NO, SIR – ECOFASCISM IS NOT OKAY
We’ve all seen it. The canals in Venice clear, pollution lifts from cities around the world and instantly, we hear or read something along the lines of: “Humans are the virus, the virus is the cure”.
At first glance, this might sound reasonable to some. However, these statements become dangerous when one realizes the growing influence of a little something called ecofascism. Ecofascism, the ideology behind the 2019 attacks in El Paso and Christchurch and that seems to be on the rise with the current pandemic, is a theoretical political model in which humanity can be sacrificed for the sake of the wellbeing of the land, or the environment.
In itself, that rhetoric is problematic enough. I hate to be the one that has to make this clear, but humans are not inherently the problem, our systems are, and those can be torn down and replaced. We find ourselves in an extremely slippery slope when we stop simply rejoicing to the environmental improvements made during social isolation and begin justifying human deaths for the sake of the climate as if capitalism, the true cause behind the brutal and pending climate apocalypse, wasn’t right there.

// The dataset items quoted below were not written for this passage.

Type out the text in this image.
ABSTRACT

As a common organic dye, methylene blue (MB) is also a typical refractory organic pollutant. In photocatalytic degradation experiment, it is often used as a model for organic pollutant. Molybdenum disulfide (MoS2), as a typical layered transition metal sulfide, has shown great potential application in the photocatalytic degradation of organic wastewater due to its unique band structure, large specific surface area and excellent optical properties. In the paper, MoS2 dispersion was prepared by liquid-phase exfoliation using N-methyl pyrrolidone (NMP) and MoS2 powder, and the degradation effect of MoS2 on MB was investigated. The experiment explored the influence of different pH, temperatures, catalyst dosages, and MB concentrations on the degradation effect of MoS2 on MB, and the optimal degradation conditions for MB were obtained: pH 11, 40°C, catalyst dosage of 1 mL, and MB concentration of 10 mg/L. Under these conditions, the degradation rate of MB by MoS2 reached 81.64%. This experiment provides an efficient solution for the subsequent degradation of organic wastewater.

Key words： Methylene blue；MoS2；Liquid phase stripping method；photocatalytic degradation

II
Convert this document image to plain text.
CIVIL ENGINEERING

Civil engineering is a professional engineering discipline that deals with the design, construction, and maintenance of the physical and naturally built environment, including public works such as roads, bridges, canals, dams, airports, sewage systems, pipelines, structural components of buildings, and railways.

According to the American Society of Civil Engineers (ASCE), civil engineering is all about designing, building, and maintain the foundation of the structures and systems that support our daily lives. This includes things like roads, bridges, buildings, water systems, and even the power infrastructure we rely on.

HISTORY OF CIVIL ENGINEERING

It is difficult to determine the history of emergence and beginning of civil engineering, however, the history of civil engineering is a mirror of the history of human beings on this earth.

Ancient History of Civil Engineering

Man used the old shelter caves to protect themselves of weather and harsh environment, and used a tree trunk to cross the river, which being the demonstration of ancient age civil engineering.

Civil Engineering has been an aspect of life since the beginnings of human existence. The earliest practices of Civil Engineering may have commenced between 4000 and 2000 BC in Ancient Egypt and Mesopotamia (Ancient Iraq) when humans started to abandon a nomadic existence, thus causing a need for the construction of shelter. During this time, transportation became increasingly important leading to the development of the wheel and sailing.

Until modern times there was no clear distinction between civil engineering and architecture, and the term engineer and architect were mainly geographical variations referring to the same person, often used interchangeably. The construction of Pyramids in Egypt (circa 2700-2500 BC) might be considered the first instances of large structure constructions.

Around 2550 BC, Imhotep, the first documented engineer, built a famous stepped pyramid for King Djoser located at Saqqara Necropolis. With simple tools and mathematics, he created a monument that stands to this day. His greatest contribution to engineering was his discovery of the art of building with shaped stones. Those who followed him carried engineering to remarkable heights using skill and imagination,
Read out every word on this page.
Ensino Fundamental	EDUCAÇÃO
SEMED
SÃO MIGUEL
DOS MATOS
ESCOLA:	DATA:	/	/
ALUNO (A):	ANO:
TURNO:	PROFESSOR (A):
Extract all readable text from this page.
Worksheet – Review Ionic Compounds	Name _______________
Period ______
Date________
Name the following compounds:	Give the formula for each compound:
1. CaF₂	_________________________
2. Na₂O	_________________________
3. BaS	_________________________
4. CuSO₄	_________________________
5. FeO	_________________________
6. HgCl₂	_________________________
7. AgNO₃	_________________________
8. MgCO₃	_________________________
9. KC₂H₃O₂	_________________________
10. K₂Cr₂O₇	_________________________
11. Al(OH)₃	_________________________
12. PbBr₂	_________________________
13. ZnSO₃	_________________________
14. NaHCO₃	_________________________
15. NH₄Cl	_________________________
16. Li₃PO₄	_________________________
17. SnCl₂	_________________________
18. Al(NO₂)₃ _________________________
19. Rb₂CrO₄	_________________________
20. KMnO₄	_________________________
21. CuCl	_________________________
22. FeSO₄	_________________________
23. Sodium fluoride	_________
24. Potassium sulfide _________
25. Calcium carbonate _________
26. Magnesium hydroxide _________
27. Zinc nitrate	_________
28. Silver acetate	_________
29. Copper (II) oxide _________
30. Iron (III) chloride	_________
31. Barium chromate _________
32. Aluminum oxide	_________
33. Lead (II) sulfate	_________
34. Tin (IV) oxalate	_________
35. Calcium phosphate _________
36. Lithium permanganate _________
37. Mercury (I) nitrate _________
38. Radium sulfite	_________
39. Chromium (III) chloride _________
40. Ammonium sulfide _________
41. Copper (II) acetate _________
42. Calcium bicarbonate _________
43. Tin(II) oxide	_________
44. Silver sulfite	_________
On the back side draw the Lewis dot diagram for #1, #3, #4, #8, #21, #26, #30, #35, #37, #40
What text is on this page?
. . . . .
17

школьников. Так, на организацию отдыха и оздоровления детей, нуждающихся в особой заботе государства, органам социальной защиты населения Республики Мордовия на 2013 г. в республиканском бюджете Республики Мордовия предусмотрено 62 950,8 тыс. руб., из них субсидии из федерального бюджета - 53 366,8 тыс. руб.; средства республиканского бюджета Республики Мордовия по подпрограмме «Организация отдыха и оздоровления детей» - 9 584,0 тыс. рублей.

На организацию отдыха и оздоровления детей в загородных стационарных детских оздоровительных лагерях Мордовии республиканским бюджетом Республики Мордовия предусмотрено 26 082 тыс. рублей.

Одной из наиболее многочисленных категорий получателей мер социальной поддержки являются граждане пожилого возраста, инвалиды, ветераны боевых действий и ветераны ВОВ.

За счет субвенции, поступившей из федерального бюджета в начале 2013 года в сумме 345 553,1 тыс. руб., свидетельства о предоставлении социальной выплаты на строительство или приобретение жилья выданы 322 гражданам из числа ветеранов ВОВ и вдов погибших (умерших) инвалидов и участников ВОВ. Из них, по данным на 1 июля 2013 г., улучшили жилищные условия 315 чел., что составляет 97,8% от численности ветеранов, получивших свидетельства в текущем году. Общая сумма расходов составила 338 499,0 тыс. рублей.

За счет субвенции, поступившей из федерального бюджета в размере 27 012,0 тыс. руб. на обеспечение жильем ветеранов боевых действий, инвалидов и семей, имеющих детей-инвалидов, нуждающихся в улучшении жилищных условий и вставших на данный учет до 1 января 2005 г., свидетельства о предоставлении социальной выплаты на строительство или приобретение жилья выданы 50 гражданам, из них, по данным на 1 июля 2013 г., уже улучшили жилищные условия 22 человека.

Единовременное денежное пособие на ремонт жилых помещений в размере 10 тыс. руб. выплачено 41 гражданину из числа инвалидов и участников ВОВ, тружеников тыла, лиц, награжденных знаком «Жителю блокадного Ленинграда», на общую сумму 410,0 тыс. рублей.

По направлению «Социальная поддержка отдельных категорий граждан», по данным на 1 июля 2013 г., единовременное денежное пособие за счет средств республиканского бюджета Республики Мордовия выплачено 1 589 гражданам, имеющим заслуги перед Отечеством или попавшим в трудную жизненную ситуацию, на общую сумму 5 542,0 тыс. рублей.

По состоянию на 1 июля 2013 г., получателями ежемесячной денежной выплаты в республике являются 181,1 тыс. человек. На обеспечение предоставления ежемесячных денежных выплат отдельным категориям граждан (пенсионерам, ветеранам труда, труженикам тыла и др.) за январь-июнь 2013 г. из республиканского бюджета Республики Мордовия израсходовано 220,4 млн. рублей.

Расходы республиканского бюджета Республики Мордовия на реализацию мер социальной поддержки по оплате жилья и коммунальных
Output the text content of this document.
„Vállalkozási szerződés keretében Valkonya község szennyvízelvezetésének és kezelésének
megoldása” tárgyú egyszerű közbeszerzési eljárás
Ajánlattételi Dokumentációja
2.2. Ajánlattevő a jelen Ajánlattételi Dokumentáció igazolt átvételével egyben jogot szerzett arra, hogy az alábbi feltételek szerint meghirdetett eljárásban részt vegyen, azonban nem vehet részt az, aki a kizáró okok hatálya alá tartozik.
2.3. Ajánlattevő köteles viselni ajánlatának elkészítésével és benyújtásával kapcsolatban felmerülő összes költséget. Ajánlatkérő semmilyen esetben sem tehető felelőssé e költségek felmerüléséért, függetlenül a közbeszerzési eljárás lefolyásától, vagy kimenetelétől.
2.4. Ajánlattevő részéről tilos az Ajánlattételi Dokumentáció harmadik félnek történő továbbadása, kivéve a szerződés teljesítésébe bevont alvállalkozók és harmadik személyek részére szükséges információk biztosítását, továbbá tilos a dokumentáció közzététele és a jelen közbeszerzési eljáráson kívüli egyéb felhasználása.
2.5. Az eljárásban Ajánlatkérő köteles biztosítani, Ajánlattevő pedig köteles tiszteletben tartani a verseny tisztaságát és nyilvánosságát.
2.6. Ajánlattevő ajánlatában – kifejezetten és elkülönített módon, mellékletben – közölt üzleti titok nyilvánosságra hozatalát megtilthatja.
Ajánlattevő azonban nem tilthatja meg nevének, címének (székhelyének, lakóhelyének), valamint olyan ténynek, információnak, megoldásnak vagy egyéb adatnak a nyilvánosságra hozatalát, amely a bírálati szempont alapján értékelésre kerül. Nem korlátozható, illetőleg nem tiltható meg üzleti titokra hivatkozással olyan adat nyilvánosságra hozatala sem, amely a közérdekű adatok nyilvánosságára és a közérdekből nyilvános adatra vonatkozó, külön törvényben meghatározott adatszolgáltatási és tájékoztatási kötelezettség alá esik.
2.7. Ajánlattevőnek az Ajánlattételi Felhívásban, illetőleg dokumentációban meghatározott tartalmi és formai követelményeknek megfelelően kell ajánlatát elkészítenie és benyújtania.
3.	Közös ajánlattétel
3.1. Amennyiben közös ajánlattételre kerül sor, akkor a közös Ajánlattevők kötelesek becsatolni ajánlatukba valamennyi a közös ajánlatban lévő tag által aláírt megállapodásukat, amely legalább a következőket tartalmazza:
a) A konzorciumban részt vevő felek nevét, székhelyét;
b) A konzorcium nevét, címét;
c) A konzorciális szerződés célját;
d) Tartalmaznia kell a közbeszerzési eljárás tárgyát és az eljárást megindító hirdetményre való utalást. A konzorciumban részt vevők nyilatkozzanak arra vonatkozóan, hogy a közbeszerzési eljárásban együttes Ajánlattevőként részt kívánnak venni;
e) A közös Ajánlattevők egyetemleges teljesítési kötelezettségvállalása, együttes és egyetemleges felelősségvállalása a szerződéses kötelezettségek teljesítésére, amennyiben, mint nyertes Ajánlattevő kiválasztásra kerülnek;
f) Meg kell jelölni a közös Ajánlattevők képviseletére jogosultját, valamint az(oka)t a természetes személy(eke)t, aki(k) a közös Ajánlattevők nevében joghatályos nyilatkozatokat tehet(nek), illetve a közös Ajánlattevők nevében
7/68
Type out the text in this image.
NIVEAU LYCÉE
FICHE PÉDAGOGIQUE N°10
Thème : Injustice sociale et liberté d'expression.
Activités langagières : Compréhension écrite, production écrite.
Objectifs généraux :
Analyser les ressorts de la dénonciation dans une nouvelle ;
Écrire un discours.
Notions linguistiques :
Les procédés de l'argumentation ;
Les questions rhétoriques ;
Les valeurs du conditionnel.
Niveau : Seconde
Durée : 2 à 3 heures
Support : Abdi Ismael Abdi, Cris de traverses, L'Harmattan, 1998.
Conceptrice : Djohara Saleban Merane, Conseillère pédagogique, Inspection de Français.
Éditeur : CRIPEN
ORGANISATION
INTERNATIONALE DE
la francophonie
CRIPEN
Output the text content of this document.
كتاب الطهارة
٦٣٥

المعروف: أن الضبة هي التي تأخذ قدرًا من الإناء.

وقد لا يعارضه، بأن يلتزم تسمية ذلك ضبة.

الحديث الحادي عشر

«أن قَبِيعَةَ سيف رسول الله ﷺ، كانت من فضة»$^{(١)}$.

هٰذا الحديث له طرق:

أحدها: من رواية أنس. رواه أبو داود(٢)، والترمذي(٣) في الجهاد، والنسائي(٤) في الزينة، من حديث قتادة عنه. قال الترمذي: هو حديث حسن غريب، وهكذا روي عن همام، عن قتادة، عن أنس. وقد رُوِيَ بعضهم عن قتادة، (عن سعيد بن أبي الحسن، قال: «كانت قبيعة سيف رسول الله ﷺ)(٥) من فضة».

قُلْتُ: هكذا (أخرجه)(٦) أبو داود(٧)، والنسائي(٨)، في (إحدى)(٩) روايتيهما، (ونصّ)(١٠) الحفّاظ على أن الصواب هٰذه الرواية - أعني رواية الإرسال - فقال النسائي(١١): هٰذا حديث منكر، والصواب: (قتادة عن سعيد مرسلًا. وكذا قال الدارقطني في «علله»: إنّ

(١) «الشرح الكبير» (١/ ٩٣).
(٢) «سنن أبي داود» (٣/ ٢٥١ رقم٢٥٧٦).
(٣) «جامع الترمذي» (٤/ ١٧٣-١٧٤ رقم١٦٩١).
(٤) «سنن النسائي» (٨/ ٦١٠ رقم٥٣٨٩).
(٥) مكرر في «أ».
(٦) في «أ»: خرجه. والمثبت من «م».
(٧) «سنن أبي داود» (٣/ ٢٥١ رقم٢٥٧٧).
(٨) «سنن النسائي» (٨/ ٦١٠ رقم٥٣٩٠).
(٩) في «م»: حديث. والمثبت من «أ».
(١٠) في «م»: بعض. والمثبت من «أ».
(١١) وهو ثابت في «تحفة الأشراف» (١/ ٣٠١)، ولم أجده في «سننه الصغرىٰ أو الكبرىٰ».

“The weak and poor will die, but that’s okay because the climate’s better” is not justice. It does not fix the root of the problem: our inherently exploitative and unsustainable way of life.
Furthermore, ecofascism always marries their supposed “environmentalism” with white supremacy. It believes the way to deal with the destruction of the climate is through eugenics and the brutal suppression of the “undesirables” (which are often those most impacted by climate change).
This is true in the movement’s past, in 19th and 20th century Germany (which I hope I do not have to explain), and it is true now with the aforementioned shootings citing “environmental concerns” in their reasoning behind the brutal mass murder of innocent souls.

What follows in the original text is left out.